OldPOTS 12/5/2012 | 4:01:00 AM
re: Alcatel Shrinks Access Router I concur that I Gǣexpected previous rumors spoke of a new box called the 7420 ESS, theoretically a smaller version of Alcatel's 7450, which in turn is the Ethernet derivative of the 7750.Gǥ The ESS is the current edge device (Lightspeed) rather than the 7750 SR. But the new 7710 SR has Service-based QoS (DPI) and Non-stop services and non-stop routing.

Does this mean that routing is needed at the edge device?

See;
http://www.alcatel.com/product...


OldPOTS
Pete Baldwin 12/5/2012 | 4:00:59 AM
re: Alcatel Shrinks Access Router I can see there being a need for full-fledged, highly available, (but cheap) routing in some of these small quarters. The mobile backhaul case sounds right, where you'd have a teeny router planted near a base station somewhere.

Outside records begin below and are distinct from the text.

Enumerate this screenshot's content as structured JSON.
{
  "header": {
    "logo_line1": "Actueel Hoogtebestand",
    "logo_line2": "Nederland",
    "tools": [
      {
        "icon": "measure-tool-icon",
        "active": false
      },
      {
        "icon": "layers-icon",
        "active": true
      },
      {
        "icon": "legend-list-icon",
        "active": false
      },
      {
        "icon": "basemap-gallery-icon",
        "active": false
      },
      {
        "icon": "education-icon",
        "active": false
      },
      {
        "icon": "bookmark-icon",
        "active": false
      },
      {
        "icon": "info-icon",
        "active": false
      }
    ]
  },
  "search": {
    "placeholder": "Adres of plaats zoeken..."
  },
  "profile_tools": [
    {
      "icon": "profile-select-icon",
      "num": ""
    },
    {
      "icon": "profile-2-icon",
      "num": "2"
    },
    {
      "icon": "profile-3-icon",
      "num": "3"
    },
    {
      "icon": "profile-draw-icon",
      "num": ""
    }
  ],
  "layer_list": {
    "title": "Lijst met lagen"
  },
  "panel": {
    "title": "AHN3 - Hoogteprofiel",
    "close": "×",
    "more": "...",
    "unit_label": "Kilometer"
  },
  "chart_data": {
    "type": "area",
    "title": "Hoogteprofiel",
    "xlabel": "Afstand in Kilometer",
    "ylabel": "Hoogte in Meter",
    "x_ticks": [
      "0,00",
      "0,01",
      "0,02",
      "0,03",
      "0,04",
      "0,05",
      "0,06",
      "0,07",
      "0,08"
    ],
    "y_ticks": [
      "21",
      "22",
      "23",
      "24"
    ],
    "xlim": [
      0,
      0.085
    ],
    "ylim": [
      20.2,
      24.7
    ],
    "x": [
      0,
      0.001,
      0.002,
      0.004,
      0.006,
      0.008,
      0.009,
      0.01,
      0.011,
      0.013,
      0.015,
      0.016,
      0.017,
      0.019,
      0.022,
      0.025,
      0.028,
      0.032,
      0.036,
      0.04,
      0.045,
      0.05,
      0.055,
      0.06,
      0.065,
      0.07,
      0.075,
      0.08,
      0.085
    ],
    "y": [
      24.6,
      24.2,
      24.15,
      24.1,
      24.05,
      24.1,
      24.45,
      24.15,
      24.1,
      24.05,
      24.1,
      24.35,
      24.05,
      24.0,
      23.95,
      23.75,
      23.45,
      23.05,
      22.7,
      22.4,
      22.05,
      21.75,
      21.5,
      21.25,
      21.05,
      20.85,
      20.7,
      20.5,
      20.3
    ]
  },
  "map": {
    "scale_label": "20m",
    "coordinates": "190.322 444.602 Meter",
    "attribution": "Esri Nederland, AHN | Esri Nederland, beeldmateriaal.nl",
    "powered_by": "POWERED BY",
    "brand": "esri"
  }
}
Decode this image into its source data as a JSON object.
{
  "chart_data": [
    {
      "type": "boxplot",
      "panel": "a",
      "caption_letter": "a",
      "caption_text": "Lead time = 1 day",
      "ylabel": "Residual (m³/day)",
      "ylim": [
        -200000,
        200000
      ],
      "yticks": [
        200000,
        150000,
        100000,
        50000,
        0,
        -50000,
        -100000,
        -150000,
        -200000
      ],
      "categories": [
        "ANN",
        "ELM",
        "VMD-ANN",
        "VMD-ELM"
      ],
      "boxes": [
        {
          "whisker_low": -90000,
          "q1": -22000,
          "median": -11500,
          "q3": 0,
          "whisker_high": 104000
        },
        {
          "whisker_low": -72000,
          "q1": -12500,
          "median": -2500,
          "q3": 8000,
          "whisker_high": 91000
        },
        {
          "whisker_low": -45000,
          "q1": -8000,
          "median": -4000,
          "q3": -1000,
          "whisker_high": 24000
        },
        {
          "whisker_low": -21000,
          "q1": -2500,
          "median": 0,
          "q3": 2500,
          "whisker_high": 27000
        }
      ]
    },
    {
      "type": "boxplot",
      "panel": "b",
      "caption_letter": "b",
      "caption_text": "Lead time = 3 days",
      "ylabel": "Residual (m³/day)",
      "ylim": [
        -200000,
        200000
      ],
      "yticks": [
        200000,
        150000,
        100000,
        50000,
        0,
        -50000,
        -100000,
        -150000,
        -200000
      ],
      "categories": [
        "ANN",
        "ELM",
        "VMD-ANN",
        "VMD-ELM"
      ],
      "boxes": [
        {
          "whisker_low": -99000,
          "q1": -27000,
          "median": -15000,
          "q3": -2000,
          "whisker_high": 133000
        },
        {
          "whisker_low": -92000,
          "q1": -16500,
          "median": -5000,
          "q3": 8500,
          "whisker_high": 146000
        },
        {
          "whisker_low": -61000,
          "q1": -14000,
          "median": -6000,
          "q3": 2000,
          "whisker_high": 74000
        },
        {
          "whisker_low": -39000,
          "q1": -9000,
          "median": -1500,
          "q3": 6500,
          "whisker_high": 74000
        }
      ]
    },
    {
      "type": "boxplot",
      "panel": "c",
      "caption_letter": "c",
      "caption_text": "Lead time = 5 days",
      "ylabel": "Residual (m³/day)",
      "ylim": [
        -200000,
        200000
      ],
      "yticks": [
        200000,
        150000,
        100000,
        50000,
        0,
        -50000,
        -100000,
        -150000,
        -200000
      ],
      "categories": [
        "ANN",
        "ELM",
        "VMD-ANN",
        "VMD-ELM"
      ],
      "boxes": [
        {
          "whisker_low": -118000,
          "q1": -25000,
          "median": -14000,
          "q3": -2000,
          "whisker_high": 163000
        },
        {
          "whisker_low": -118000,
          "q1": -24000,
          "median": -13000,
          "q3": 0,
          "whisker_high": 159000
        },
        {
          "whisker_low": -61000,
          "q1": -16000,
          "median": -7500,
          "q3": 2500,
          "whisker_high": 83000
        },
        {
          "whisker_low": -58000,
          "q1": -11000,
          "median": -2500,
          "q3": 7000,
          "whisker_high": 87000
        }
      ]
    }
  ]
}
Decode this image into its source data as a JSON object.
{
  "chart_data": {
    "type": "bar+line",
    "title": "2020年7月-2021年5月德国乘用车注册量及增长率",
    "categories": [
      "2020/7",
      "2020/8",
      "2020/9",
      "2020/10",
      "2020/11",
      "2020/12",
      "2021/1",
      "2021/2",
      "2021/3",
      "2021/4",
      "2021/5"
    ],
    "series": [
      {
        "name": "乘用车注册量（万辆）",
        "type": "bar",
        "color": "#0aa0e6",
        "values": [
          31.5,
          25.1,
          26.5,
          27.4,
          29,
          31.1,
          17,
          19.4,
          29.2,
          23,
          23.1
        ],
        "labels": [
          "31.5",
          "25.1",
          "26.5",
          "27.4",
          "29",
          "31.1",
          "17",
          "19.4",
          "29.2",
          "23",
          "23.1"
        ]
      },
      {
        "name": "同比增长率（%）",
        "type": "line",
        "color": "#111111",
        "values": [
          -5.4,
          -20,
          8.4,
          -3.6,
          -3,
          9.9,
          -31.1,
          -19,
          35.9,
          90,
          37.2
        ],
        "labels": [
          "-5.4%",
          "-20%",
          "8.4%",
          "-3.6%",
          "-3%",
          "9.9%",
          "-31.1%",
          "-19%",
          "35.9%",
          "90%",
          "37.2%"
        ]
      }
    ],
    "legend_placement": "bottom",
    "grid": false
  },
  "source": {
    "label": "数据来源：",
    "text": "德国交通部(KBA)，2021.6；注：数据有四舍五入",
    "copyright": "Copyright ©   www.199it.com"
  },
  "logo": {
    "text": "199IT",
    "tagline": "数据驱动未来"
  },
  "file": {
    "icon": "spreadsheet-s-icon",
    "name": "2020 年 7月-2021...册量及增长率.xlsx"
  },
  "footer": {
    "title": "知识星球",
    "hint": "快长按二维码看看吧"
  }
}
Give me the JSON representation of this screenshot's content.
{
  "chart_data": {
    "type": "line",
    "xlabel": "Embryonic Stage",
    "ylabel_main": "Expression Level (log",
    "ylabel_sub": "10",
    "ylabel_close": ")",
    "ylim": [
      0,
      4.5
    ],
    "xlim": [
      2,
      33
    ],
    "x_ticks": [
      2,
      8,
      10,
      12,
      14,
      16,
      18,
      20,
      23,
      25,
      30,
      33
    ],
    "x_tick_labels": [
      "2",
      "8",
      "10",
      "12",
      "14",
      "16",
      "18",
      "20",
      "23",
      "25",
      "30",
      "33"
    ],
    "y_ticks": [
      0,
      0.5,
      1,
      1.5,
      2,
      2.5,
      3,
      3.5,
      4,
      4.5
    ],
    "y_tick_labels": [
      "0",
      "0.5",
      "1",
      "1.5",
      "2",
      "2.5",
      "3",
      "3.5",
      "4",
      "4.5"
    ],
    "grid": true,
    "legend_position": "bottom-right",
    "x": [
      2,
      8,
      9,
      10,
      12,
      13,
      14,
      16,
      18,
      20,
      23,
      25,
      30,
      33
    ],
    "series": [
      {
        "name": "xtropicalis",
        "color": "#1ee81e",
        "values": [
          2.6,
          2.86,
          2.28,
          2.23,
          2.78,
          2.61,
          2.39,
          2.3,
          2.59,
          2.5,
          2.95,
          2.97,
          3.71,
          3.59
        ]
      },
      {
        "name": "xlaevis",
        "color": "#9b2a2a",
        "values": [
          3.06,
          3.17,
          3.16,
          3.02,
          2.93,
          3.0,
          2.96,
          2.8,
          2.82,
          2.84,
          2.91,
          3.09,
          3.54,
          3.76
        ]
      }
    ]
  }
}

But I'd expect a teeny Ethernet box (no Layer 3, but no Layer 3 prices) to be a bigger seller. I think we should keep our eyes out for a smaller 7450.
OldPOTS 12/5/2012 | 4:00:43 AM
re: Alcatel Shrinks Access Router

'Smaller boxes (even the 7450 if they do a smaller ethernet switch) will have to compete with other edge routers out there which really are cost effective.'

I agree.
But do these competing routers have reliability and the deep packet inspection required to do QoS?

Take your pick to deliver Video on.

OP

photon2 12/5/2012 | 4:00:43 AM
re: Alcatel Shrinks Access Router Key will be if the 7710 is really 'cost effective'. So far pricing on this line has been very high and uncompetitive. Smaller boxes (even the 7450 if they do a smaller ethernet switch) will have to compete with other edge routers out there which really are cost effective.